Недалеко от стойбища
Шалаш и Леший осторожно спускались со склона горы. Голодные, угрюмые, без оружия, они шли, скорее уже не за кладом, а просто в то место, где можно было выжить и поживиться за чужой счёт.
– Радуйся, Леший,– с иронией и злостью сказал Шалаш,– нашего другана Чурбана эта лярва замочила одним ударом.
– А чего мне радоваться?
– Ну, как же. Теперь клад мы с тобой наполовину раскидаем.

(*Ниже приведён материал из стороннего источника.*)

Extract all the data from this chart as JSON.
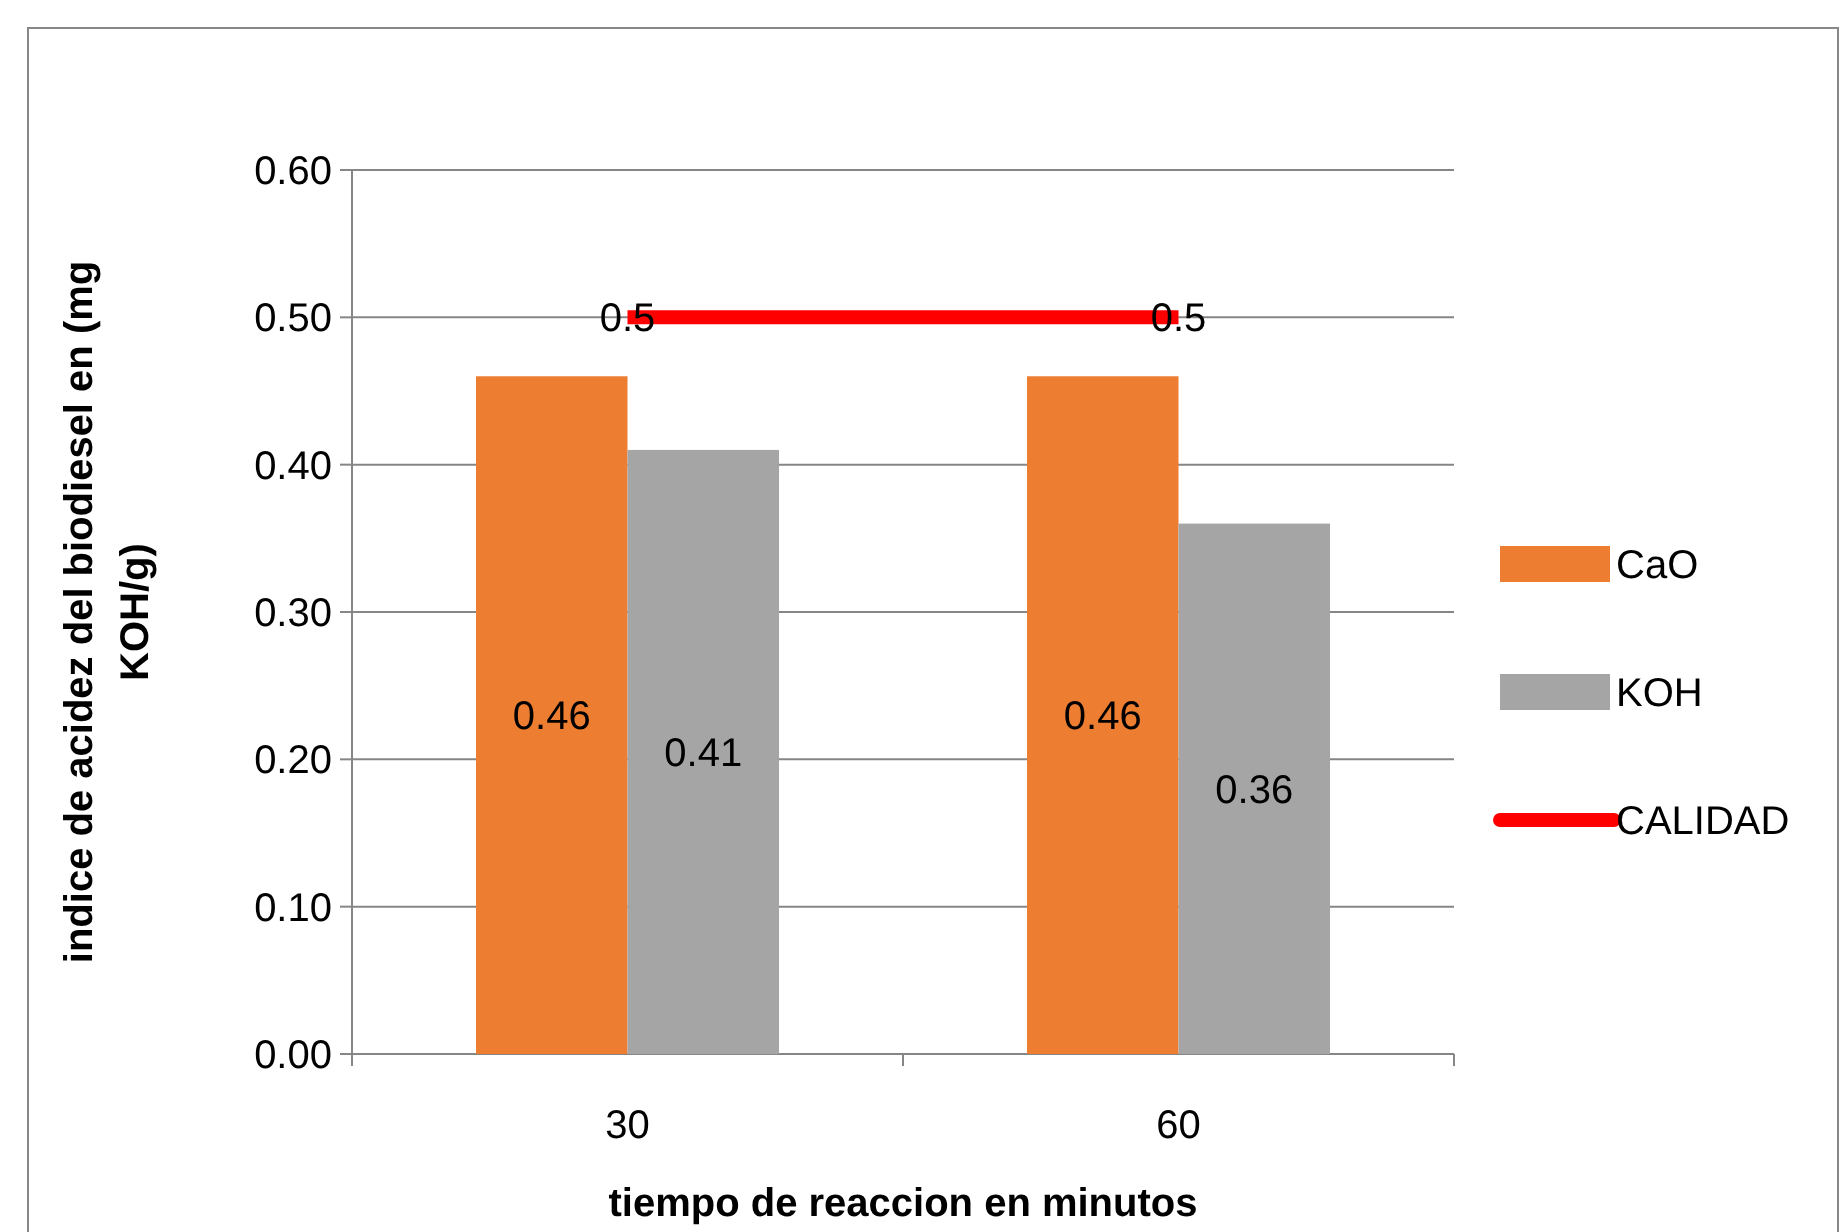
{
  "chart_data": {
    "type": "bar",
    "xlabel": "tiempo de reaccion en minutos",
    "ylabel": "indice de acidez del biodiesel en (mg KOH/g)",
    "categories": [
      "30",
      "60"
    ],
    "series": [
      {
        "name": "CaO",
        "color": "#ed7d31",
        "values": [
          0.46,
          0.46
        ]
      },
      {
        "name": "KOH",
        "color": "#a5a5a5",
        "values": [
          0.41,
          0.36
        ]
      },
      {
        "name": "CALIDAD",
        "type": "line",
        "color": "#ff0000",
        "values": [
          0.5,
          0.5
        ]
      }
    ],
    "ylim": [
      0,
      0.6
    ],
    "yticks": [
      {
        "value": 0,
        "label": "0.00"
      },
      {
        "value": 0.1,
        "label": "0.10"
      },
      {
        "value": 0.2,
        "label": "0.20"
      },
      {
        "value": 0.3,
        "label": "0.30"
      },
      {
        "value": 0.4,
        "label": "0.40"
      },
      {
        "value": 0.5,
        "label": "0.50"
      },
      {
        "value": 0.6,
        "label": "0.60"
      }
    ],
    "grid": "y",
    "legend": "right",
    "data_labels": true
  }
}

– Было бы что раскидывать. А то, похоже, что кости мы свои раскидаем в глухомани. Похоже на то.
– Не дрейфь, Леший!
Больше они ни слова не сказали друг другу. Не было на то особого приподнятого настроения. Да и откуда оно-то и возьмётся? Пешие, усталые, голодные, мокрые, безлошадные, безоружные… без царя в голове.
Уголовников пан Рында тоже не обожал. Точнее, ненавидел их так же, как и россиян. Воспользовавшись тем, что он автор и, к тому же, невидимый, он швырнул в бандитов большой камень. Но промахнулся.
Но, вместе с тем, Леший и Шалаш, упавший рядом с ними небольшой кусок базальта, были убеждены в том, что камень в них швырнул кто-то прямо… с неба. Шалаш досадливо сплюнул, а Леший… перекрестился.
Очень инициативный пан Рында вернулся на минут десять-пятнадцать в свою московскую квартиру. Решил переодеться. Не шарахаться же в грязном одеянии по страницам собственного романа.
Всё сделал быстро и уже через полчаса вернулся к удачливым анархистам, нашедшим клад. Он предстал пере ними в полной красе: в трикотажной синей рубахе, в жёлтых шортах, в сандалиях… Да ещё в своих роговых очках. Пугало огородное. Надо сказать, Роберта Борисовича тоже не очень радовал собственный неприглядный вид.
Он напялил на себя, что пришлось. Ведь, по сути, уже холостяк. Но женщины любят всяких. Возможно, найдётся какая-нибудь добрая и… сметливая и пригреет это мелкое и непонятное существо, возомнившее себя потомком польских королей… Не меньше.
Анархисты, конечно же, заметили его. Но промолчали. Не проявили к нему ни какого интереса. Ведь бес же. Да не простой, тупой от рождения и американский агент или… английский. Но безвредный, ибо слаб разумом.
– Что будем делать, братишки? – Юлия теребила стебелёк дикого вьюнка. – Я думаю, что надо будет встретить Григория и его попутчиков.